I had some leftover mashed potatoes with cheese, because I'm not excited about fish sticks ever.


Short version: Spaghetti with meat sauce, leftovers, cottage cheese

Long version: I was at school all day, subbing for another teacher, and I didn't really know what I was going to make for dinner even when I managed to haul myself out of my chair at 5 p.m. to go into the kitchen.

There was enough of the cheeseburger casserole for A. to have that, so he did. I found a container of meat sauce in the freezer and quickly thawed that so the kids could have that over spaghetti.

I had the cottage cheese, with lots of pepper and a couple of rye crisps.

Everyone fed. The end.

Okay, your turn! What'd you eat this week?

* He went to the state finals for the speech competition, and ended up getting 4th place for his speech on the uses of horses in agriculture. Yay, Cubby!

Tuesday, February 21, 2023

Growing Food: Succession Planting

I think this topic definitely falls in the "do as I say, not as I do" category.
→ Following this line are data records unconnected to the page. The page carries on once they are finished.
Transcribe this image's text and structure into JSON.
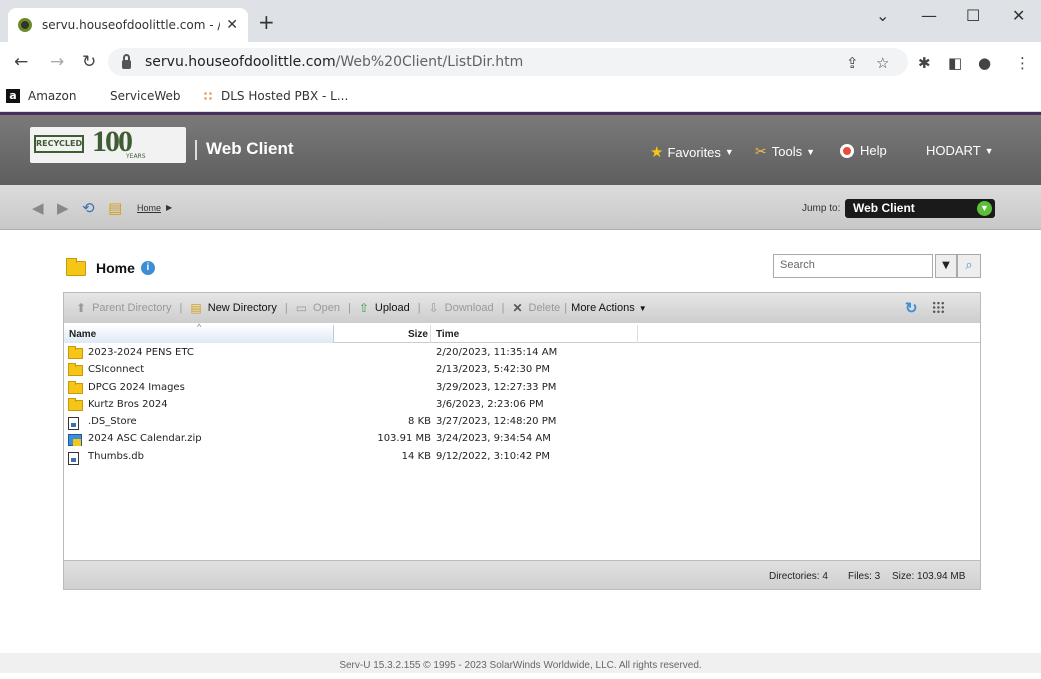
{
  "browser": {
    "tab_title": "servu.houseofdoolittle.com - /",
    "url_host": "servu.houseofdoolittle.com",
    "url_path": "/Web%20Client/ListDir.htm",
    "bookmarks": [
      "Amazon",
      "ServiceWeb",
      "DLS Hosted PBX - L..."
    ]
  },
  "app": {
    "logo_text": "RECYCLED",
    "logo_number": "100",
    "logo_years": "YEARS",
    "title": "Web Client",
    "menu": {
      "favorites": "Favorites",
      "tools": "Tools",
      "help": "Help",
      "user": "HODART"
    }
  },
  "nav": {
    "breadcrumb": "Home",
    "jump_label": "Jump to:",
    "jump_value": "Web Client"
  },
  "content": {
    "heading": "Home",
    "search_placeholder": "Search",
    "toolbar": {
      "parent_directory": "Parent Directory",
      "new_directory": "New Directory",
      "open": "Open",
      "upload": "Upload",
      "download": "Download",
      "delete": "Delete",
      "more_actions": "More Actions"
    },
    "columns": {
      "name": "Name",
      "size": "Size",
      "time": "Time"
    },
    "files": [
      {
        "name": "2023-2024 PENS ETC",
        "size": "",
        "time": "2/20/2023, 11:35:14 AM",
        "type": "folder-icon"
      },
      {
        "name": "CSIconnect",
        "size": "",
        "time": "2/13/2023, 5:42:30 PM",
        "type": "folder-icon"
      },
      {
        "name": "DPCG 2024 Images",
        "size": "",
        "time": "3/29/2023, 12:27:33 PM",
        "type": "folder-icon"
      },
      {
        "name": "Kurtz Bros 2024",
        "size": "",
        "time": "3/6/2023, 2:23:06 PM",
        "type": "folder-icon"
      },
      {
        "name": ".DS_Store",
        "size": "8 KB",
        "time": "3/27/2023, 12:48:20 PM",
        "type": "file-icon"
      },
      {
        "name": "2024 ASC Calendar.zip",
        "size": "103.91 MB",
        "time": "3/24/2023, 9:34:54 AM",
        "type": "zip-icon"
      },
      {
        "name": "Thumbs.db",
        "size": "14 KB",
        "time": "9/12/2022, 3:10:42 PM",
        "type": "file-icon"
      }
    ],
    "status": {
      "directories": "Directories: 4",
      "files": "Files: 3",
      "size": "Size: 103.94 MB"
    }
  },
  "footer": "Serv-U 15.3.2.155 © 1995 - 2023 SolarWinds Worldwide, LLC. All rights reserved."
}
Succession planting is a very simple concept: You stagger your planting times of seeds, one after another, so that you (theoretically) end up with a longer time period in which to harvest. This means you don't end up with, say, bushels of lettuce all at once before it bolts. Or maybe ten cabbages that need to be cut at the same time.
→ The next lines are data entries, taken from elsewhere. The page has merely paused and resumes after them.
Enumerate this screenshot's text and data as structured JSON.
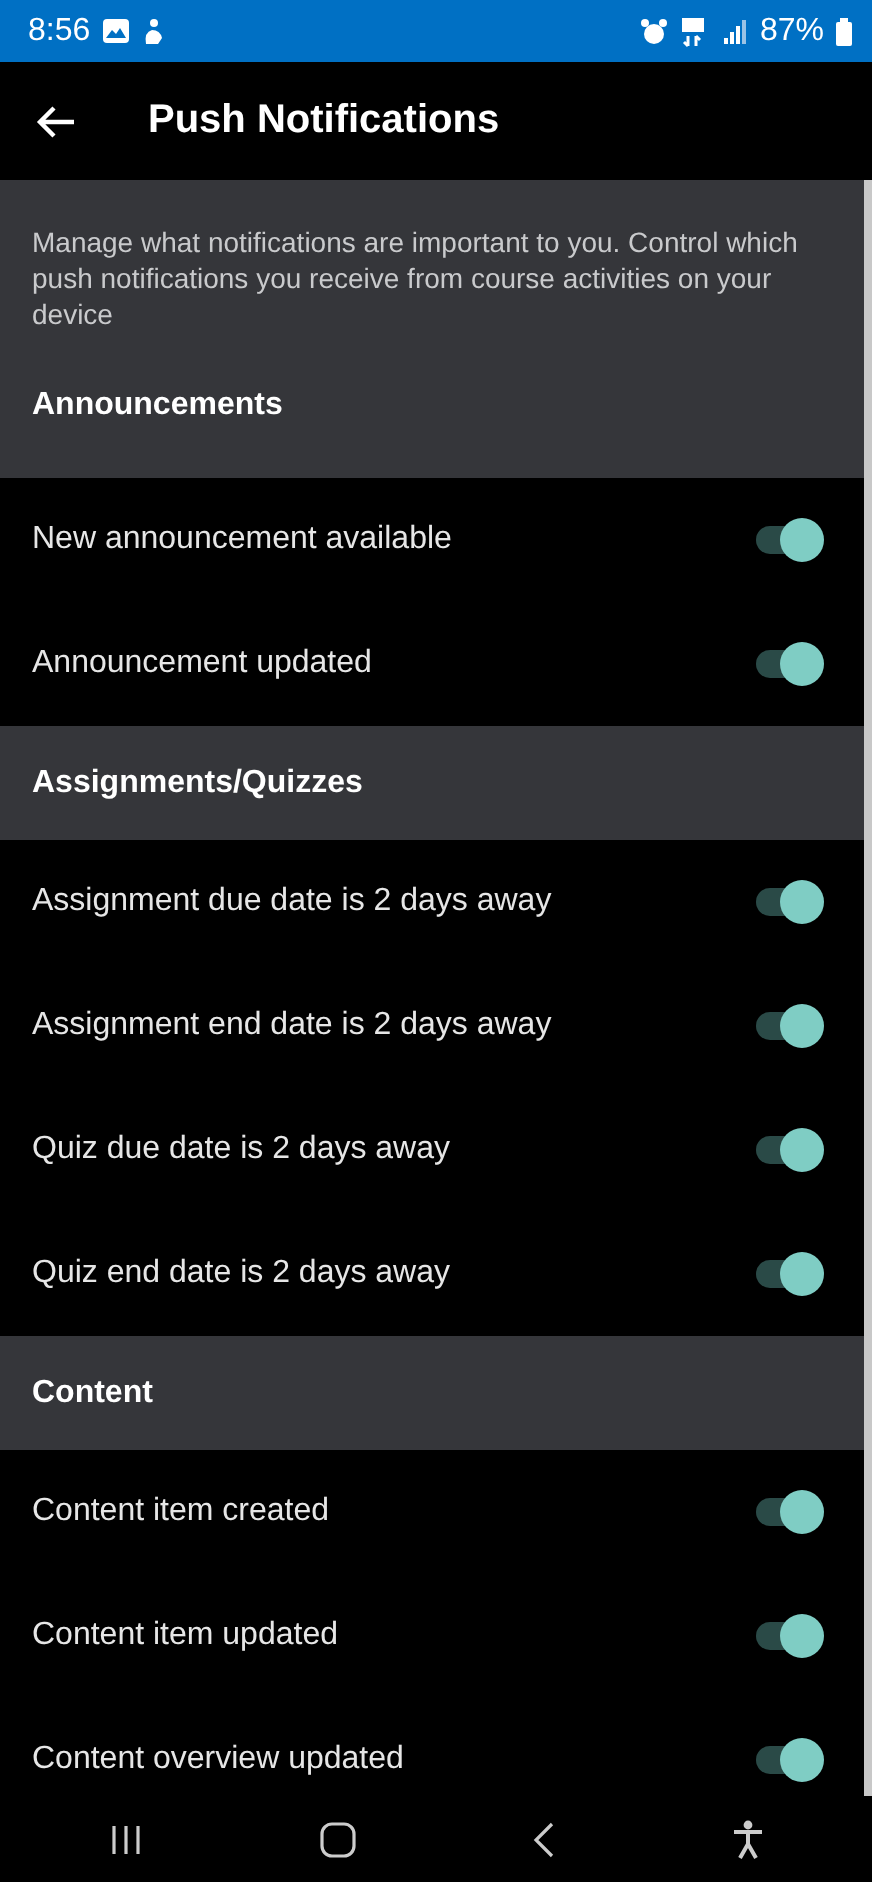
{
  "status_bar": {
    "time": "8:56",
    "battery": "87%"
  },
  "app_bar": {
    "title": "Push Notifications"
  },
  "description": "Manage what notifications are important to you. Control which push notifications you receive from course activities on your device",
  "sections": [
    {
      "title": "Announcements",
      "items": [
        {
          "label": "New announcement available",
          "on": true
        },
        {
          "label": "Announcement updated",
          "on": true
        }
      ]
    },
    {
      "title": "Assignments/Quizzes",
      "items": [
        {
          "label": "Assignment due date is 2 days away",
          "on": true
        },
        {
          "label": "Assignment end date is 2 days away",
          "on": true
        },
        {
          "label": "Quiz due date is 2 days away",
          "on": true
        },
        {
          "label": "Quiz end date is 2 days away",
          "on": true
        }
      ]
    },
    {
      "title": "Content",
      "items": [
        {
          "label": "Content item created",
          "on": true
        },
        {
          "label": "Content item updated",
          "on": true
        },
        {
          "label": "Content overview updated",
          "on": true
        }
      ]
    }
  ]
}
This is a really good idea. I heartily endorse it. I even try to do it occasionally. I mean, look at my cabbages! I just transplanted some of the big plants to different pots so I can use the shallow container to start more seeds.

So proud of myself.

Typically, however, I am not very good about succession planting. Part of it is that I'm just not the sort of person who plots out my garden in any detail. I suspect a dedicated list-maker would fare better at this, because that sort of person would happily create a schedule for planting and follow it.

I, being a rebel by nature (ha), dislike lists and planning in that way. So I just do it when I think about it.

The other reason is that I haven't had a lot of luck with it when I have actually managed to plant things in succession. My experience has been that the things that are planted first sometimes lag, and the things that are planted later grow faster, so that I end up with simultaneous harvests anyway.

I still try, though, with some things. Like the above cabbages.

So! Fellow gardeners: Tell me your own experiences with succession planting. Do you do it? If you do, how does it work for you?

Sunday, February 19, 2023

Snapshots: Snow!

The five or so inches of snow we got a few days ago is the first measurable precipitation we've gotten in . . . actually, I don't know. Months, for sure.

A very welcome sight.

Also very cold.

The cold temperatures that came along with the storm meant that we spent a few days working hard to make sure all the animals had liquid water.

For the chickens, it's easiest to give them a smaller amount of water in something like a plastic bucket. 

Empty ice cream tubs are perfect.

The advantage of that is its flexibility. Even when it's frozen solid, I can just put a bit of liquid water in it to loosen up the sides, then sort of flex the sides and pop out the big chunk of ice before re-filling. Much better than a big bucket of water.

Things I never thought I would need to know . . .

And finally, the last basketball game of the season on Thursday included a parent appreciation presentation, at which I was given a small bag of treats--promptly devoured by the young children with me--and a rose. Which means I have a flower on my table once again. It's been awhile.

A brave display of color in the midst of drab late winter.

There you have it! My life, snapshotted.